Album review: Foster the People – ‘Sacred Hearts Club’
Foster the People have gone through a whole bunch of changes the last few years. After striking it big with their crossover hit Pumped Up Kicks, the band seem set for super stardom. Their 2011 debut album Torches solidified the band, proving to be a major critical and commercial success. Carving out a niche for themselves in the indie pop scene, the band following this up with 2014’s Supermodel, which went in a more rock-influenced direction.
Despite having some occasional solid moments (such as the tracks Coming of Age, Best Friend and the criminally under-appreciated Goats in Trees), this sophomore effort was a bit of an all-round misfire, mostly because of the sub-par songwriting that didn’t do the sounds they were going for justice.
But, flash forward to now. With several lineup changes, the band is back with their third effort. This record sees Foster the People head back to their pop roots, however this time with a more potent psychedelic and indietronica edge, using sounds from the 60s and 70s to give us a bit of a throwback feel to the record.
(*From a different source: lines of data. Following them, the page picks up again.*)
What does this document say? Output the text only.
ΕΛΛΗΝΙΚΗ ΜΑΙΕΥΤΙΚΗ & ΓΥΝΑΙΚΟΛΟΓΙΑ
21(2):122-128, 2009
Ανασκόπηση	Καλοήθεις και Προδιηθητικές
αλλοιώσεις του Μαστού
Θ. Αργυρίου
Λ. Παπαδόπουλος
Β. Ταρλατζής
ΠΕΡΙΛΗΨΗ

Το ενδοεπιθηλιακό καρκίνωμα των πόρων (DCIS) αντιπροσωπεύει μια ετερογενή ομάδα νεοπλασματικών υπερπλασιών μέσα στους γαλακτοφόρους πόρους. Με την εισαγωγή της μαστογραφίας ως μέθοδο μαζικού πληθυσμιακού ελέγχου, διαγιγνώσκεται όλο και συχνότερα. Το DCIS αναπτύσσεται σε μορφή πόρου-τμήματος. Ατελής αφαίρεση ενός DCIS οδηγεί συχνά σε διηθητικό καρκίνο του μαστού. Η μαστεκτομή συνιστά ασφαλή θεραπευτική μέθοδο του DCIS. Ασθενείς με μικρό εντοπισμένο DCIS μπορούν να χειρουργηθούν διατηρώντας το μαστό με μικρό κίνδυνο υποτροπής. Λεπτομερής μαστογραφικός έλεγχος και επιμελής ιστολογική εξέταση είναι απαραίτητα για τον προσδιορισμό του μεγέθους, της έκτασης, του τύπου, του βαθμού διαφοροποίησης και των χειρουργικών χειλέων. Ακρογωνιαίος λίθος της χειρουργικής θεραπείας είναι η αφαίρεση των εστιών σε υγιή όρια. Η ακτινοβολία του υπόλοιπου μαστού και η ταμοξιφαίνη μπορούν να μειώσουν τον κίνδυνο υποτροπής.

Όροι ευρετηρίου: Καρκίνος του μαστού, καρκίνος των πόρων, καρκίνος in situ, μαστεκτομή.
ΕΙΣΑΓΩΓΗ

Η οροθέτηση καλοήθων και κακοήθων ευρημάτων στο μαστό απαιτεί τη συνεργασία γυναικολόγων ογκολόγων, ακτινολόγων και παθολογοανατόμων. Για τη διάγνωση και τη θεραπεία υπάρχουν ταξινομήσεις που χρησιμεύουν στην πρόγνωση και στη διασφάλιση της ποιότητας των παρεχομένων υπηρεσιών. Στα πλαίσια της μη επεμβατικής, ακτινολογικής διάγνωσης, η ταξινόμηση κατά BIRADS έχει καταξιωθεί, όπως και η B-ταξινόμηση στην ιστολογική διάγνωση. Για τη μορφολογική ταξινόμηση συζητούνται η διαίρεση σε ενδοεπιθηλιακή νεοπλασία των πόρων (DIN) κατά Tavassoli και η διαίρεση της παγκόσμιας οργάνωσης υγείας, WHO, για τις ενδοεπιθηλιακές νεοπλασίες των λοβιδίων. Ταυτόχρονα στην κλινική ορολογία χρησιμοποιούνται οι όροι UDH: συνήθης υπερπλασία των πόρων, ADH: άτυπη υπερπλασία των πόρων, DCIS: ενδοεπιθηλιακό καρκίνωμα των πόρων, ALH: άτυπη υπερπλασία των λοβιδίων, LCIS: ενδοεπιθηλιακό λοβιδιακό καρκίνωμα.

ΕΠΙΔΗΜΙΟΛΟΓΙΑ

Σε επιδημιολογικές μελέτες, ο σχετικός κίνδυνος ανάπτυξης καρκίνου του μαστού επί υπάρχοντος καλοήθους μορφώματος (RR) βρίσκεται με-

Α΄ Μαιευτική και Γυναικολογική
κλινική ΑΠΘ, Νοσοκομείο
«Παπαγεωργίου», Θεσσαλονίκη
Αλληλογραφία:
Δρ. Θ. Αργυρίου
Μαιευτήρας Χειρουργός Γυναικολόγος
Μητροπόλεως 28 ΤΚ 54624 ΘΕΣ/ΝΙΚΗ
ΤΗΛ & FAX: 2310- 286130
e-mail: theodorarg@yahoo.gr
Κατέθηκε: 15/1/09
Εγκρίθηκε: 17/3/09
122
The sounds of the record are its major strengths: unlike the hodgepodge nature of Supermodel, Sacred Hearts Club feels like a cohesive project, with tracks connecting and flowing together. The clean production style really compliments the sound that the band was going for, and it allows for particular moments of stunning music. Foster in many of the tracks sounds like he is singing through a thick haze of synthesizers, which distorts and makes the tracks flow effortlessly.
The highlight of the record is undoubtedly Sit Next to Me, proving to be a real case of less-is-more. Its tried and true songwriting style combined with its production, hip-hop and psychedelic influences makes for a really impactful song, as Foster sings about resurrecting a relationship. Doing it for the Money is another strong example, with its hip-hop influences worn on its sleeve.
The highlight of the record is undoubtedly Sit Next to Me, proving to be a real case of less-is-more.
These are side to side with the likes of rhythm driven Static Space Lover (which features an awesome guest vocal performance from Jena Molene) and tracks like SHC, which are much more within the band’s wheelhouse. The sounds of the record are consistently fascinating, and it would make for an overall solid record if only the songwriting had any memorable bite to it.
Sacred Hearts Club stumbles in much the same way that Supermodel did: in that you have so many interesting sounds and performances scattered across the record, but the songwriting makes it all feel so unexciting and unadventurous. Dare I say it, maybe even a bit boring.
Supermodel felt much like the band was shooting for complex, detailed songwriting and landing in a bit of a mess. Here, it’s pretty much exactly the same. Songs like I Love My Friends seem so shallow in writing style, while Orange Dream and Time to Get Closer barely have an impact.
Taking the cake, though, is Loyal like Sid & Nancy, which seems to cover about 10 musical genres over the course of its four-minute runtime. While it seems intentional for the song to be all over the place and just as cacophonous as the eponymous relationship, the result is an ugly mess of a track that actually isn’t that nice to listen to.
In short, Sacred Hearts Club has its high moments, but there are just as many lows. Maybe if the band went back to the less-is-more songwriting style of songs like Pumped Up Kicks, it might see them strike gold again. Overall, this record ended up being passable, but not much more.